哭夠了,唐五羊舉起帶銬子的雙手蹭著臉,很不好意思地露出一個古怪的笑:「媽的,老子已經早就不會哭了。老哥,你接著問。」
歐揚久點上兩支煙,讓小郝遞給唐五羊一支,聲音十分平和:「說說這四百萬吧,從頭到尾,我要完整地聽聽。」
唐五羊一定是憋悶得太久了,終於得到了敞開述說得機會,於是便滔滔不絕地開講。由於激動,他的臉色時白時紅,嘴唇一直在發抖,聲音是斷斷續續的,但是事情說得很清楚——
「這些開發商都他媽不是人,明明沒有那麼大肚子,非要拿這麼大的工程。這和空手套白狼有什麼兩樣?老哥,我是搞工程的,對他們這一套太清楚了!可是……可是老子沒想到他們居然十個月發不出工錢,開始還能給百分之三十,越往後越不行了,百分之二十,百分之十,最後兩個月乾脆一分沒有!您說說,都是有家有口的農民工,不就指著這點錢生活么?他們求我,給我下跪,好像是我吞了他們的錢,我他媽真冤呀——是,包工頭十個有九個不是好東西,可我不是那種人呀!我沒拖過工人的工錢!您可以去打聽打聽……後來我聽說,老闆兩口子把我們的工錢拿去競購一塊地皮,而且還給關鍵人物送錢。再後來又聽說這事情和女老闆他哥有關,也就是被我弄死的那個變魔術的雜種,聽說他摻合了進來。

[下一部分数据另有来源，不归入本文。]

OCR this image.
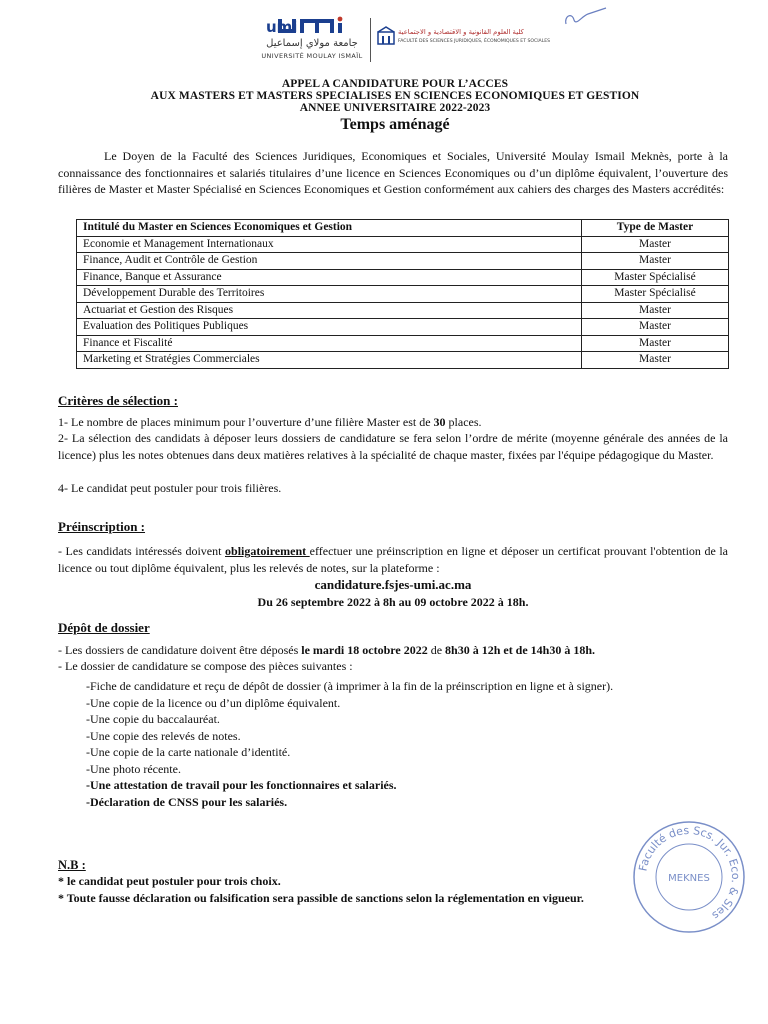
umi
جامعة مولاي إسماعيل
UNIVERSITÉ MOULAY ISMAÏL
كلية العلوم القانونية و الاقتصادية و الاجتماعية
FACULTÉ DES SCIENCES JURIDIQUES, ÉCONOMIQUES ET SOCIALES
APPEL A CANDIDATURE POUR L’ACCES
AUX MASTERS ET MASTERS SPECIALISES EN SCIENCES ECONOMIQUES ET GESTION
ANNEE UNIVERSITAIRE 2022-2023
Temps aménagé

Le Doyen de la Faculté des Sciences Juridiques, Economiques et Sociales, Université Moulay Ismail Meknès, porte à la connaissance des fonctionnaires et salariés titulaires d’une licence en Sciences Economiques ou d’un diplôme équivalent, l’ouverture des filières de Master et Master Spécialisé en Sciences Economiques et Gestion conformément aux cahiers des charges des Masters accrédités:

Intitulé du Master en Sciences Economiques et Gestion	Type de Master
Economie et Management Internationaux	Master
Finance, Audit et Contrôle de Gestion	Master
Finance, Banque et Assurance	Master Spécialisé
Développement Durable des Territoires	Master Spécialisé
Actuariat et Gestion des Risques	Master
Evaluation des Politiques Publiques	Master
Finance et Fiscalité	Master
Marketing et Stratégies Commerciales	Master
Critères de sélection :

1- Le nombre de places minimum pour l’ouverture d’une filière Master est de 30 places.

2- La sélection des candidats à déposer leurs dossiers de candidature se fera selon l’ordre de mérite (moyenne générale des années de la licence) plus les notes obtenues dans deux matières relatives à la spécialité de chaque master, fixées par l'équipe pédagogique du Master.

4- Le candidat peut postuler pour trois filières.

Préinscription :

- Les candidats intéressés doivent obligatoirement effectuer une préinscription en ligne et déposer un certificat prouvant l'obtention de la licence ou tout diplôme équivalent, plus les relevés de notes, sur la plateforme :

candidature.fsjes-umi.ac.ma
Du 26 septembre 2022 à 8h au 09 octobre 2022 à 18h.
Dépôt de dossier

- Les dossiers de candidature doivent être déposés le mardi 18 octobre 2022 de 8h30 à 12h et de 14h30 à 18h.

- Le dossier de candidature se compose des pièces suivantes :

-Fiche de candidature et reçu de dépôt de dossier (à imprimer à la fin de la préinscription en ligne et à signer).
-Une copie de la licence ou d’un diplôme équivalent.
-Une copie du baccalauréat.
-Une copie des relevés de notes.
-Une copie de la carte nationale d’identité.
-Une photo récente.
-Une attestation de travail pour les fonctionnaires et salariés.
-Déclaration de CNSS pour les salariés.
N.B :
* le candidat peut postuler pour trois choix.
* Toute fausse déclaration ou falsification sera passible de sanctions selon la réglementation en vigueur.
Faculté des Scs. Jur. Eco. & Sles
MEKNES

我找老闆問,老闆不說,我找了那個變魔術的,他也不搭理我——奶奶的,他那眼神我一輩子也忘不了,就跟看狗似的……噢,說遠了。老哥,我想你能理解,知道了這些內幕,你說我能不生氣么?可我忍著,我覺得人心都是肉長的,他們不至於太那個吧。可是偏偏就有這種人,有這種不是人的人。我說的不是老闆兩口子,說的是那個變魔術的王八蛋。我聽說老闆兩口氣最終沒有買下那塊地皮,準備把四百萬塊錢分幾次打給我,我的火這才消了一些。等,就等著他們找我。可是等來等去,等到的結果卻是那個雜種把銀行卡變沒了……」
「慢,」歐揚久立即警覺到有些聽不懂這句話,「什麼變沒了?」
唐五羊的眼珠子幾乎要鼓出來,聲音驟大:「就是那個變魔術的雜種,他把老闆娘的銀行卡變沒了?」
歐揚久聽明白了。他很吃驚,但是他真的聽明白了:「你的意思是不是說,老闆娘準備給你的錢讓蘇岷用手段變沒了?」
唐五羊用力點頭:「是,估計老闆娘和蘇岷說這個事情的時候把銀行卡那給那雜種看,結果讓那個狗X的三搞兩不搞給變走了……老哥,這種雜種不殺行么?結果,我,我去找他的時候沒忍住……」
歐揚久知道,這裡所謂的「沒忍住」就是把人殺了,但他此刻已經來不及關心這個了,他更關心的是唐五羊重複使用過好幾次的兩個字,魏文魁也著重提示過這個:「夥計,稍等。我給你數著呢,你三次使用了『聽說』這兩個字。換句話說,這期間你一直有信息來源。現在你告訴我——聽誰說的?」
唐五羊大大地嘆了口氣,然後十分虔誠地看著歐揚久:「實話實說老哥,我到現在都不知道那個給我報信的人是誰。騙人我是孫子,那人給我發簡訊,我一看就明白了。」
「就是說,你是根據想像乾的?」
「是是。噢,也不全是……那個變魔術的雜種我接觸過,是個壞人。他幹得出來。」
歐揚久關注的是那個手機簡訊:「說說簡訊。」
唐五羊道:「噢,前後一共收到三次簡訊,我一直儲存在手機里沒刪——手機不是在你們手裡么?」
范小美說手機在她的抽屜里,還沒來得及看。